Stress can be defined psychologically or biologically. In both cases, it describes how people respond to emotional or physical situations that can be deemed threatening or extremely demanding. Whenever the body launches into the "fight or flight" response, stress is initiated.
Biologically, stress can be categorized into two major types, eustress (or "good" stress) and distress (or "bad" stress), which can both be further defined as acute or chronic. Generally today, when people talk about stress and its impacts, they are referring to distress.
Eustress is usually known as the "good" stress that can be helpful and beneficial to an individual, as it allows the person to fully explore and maximize his or her potential. Eustress prepares the individual physically, emotionally and cognitively for the strength needed to tackle whatever is about to happen. Eustress is triggered by the body's fight or flight response. In this case, blood pressure and heart rate increases until the duration passes. Because the level of dopamine and oxytocin, also known as the "feel good" hormones, increases during periods of eustress, the individual may gain a sense of well-being, physiologically.
One example of eustress is the strength and excitement an athlete feels right before playing, which is usually carried into the actual game, helping the athlete perform well. The feeling is similar to that of an adrenaline rush, but it usually happens through the duration of an event. Another example of eustress can be the inspirational "flow" that artists and creative minds experience.
- Chronic: Chronic eustress is long, lasting and recurrent good stress. One example of chronic eustress is an individual who loves his or her work and finds it challenging and fulfilling. While cognitive stress is placed on the mind, it further develops and grows in a more creative manner.
- Acute: Acute eustress is short bursts of intense good stress. One example could be the feeling during and after a workout session; physiological stress is placed on the body, but the body feels rejuvenated during and after the exercise.
Distress, on the other hand, is known as "bad" stress that can undermine and be harmful to an individual. Although distress is also triggered by the body's fight or flight response, it almost always has negative symptoms and signs. During this time, blood pressure and heart rate also increase, as well as "emergency" hormones, cortisol and adrenaline. Since such hormones are inflammatory, long-term production of both hormones will be harmful to the body.

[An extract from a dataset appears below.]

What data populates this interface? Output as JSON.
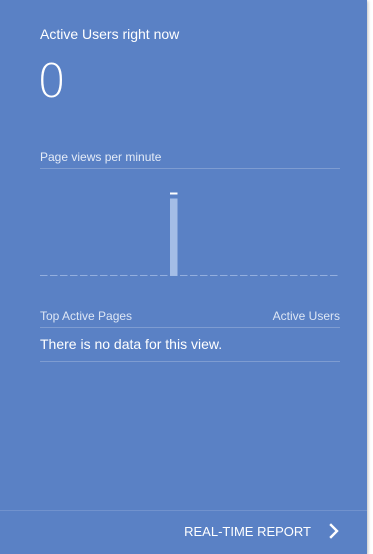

- Chronic: Chronic distress is long term, and can heavily detriment the health and well-being of an affected individual. Examples of chronic stress include individuals who are constantly moving, changing new jobs or working at an extremely demanding job. Chronic distress is more difficult to recognize, since it is often easily integrated into lifestyles. Usually, the quality of such lifestyle is compromised, as fatigue, forgetfulness and adverse physical conditions are often consequences and signs of chronic stress. Be sure to look out for stress warning signs and symptoms, and seek professional help if necessary.
Chronic stress, if left untreated, has been shown to lead to serious medical conditions that can be deadly. Studies have shown that disabling conditions such as stroke, heart attacks, obesity and aneurysms have correlation to chronic distress. Since the body will be constantly producing cortisol and adrenaline, other significant endocrine problems may also occur later in life. Hypertension and serious cases of depression can also result from untreated chronic distress.
- Acute: Acute distress is usually more recognizable than chronic distress. Most commonly known as "survival stress," acute distress can occur during such incidents as a car accident or extreme fear. As long as episodes of acute stress are not constant and do not turn into chronic distress, the body can usually recover fully from its adverse effects.
Distress can also be categorized into four categories: cognitive, emotional, physical and behavioral.
Cognitive: Cognitive stress impacts the mind of an affected individual. Examples may include forgetfulness, anxiety or loss of concentration.
Emotional: Emotional stress affects a person psychologically, and often impacts the affected individual's close friends and family. Examples include mood swings, increased irritability, and depression.
Physical: Physical stress affects the physiological body. Examples include stiff muscles and joints, irregular bowel movement, and decreased libido.
Behavioral: Behavioral stress can possibly be impacting your daily routine and the way you normally do things. Examples include insomnia, change in eating habits, or reliance on drugs and alcohol for relaxation.
Today, many medical professionals still see stress as both a psychological and a biological response of the human body, and often use both approaches to diagnose and identify the presence of stress. The term "stress" has also come to commonly describe distress (versus eustress) and usually refers to its adverse impacts on one's quality of life. Make sure you see your doctor today if you suspect that stress has negatively impacted the quality of your life, so he or she can give you tips to alleviate the condition.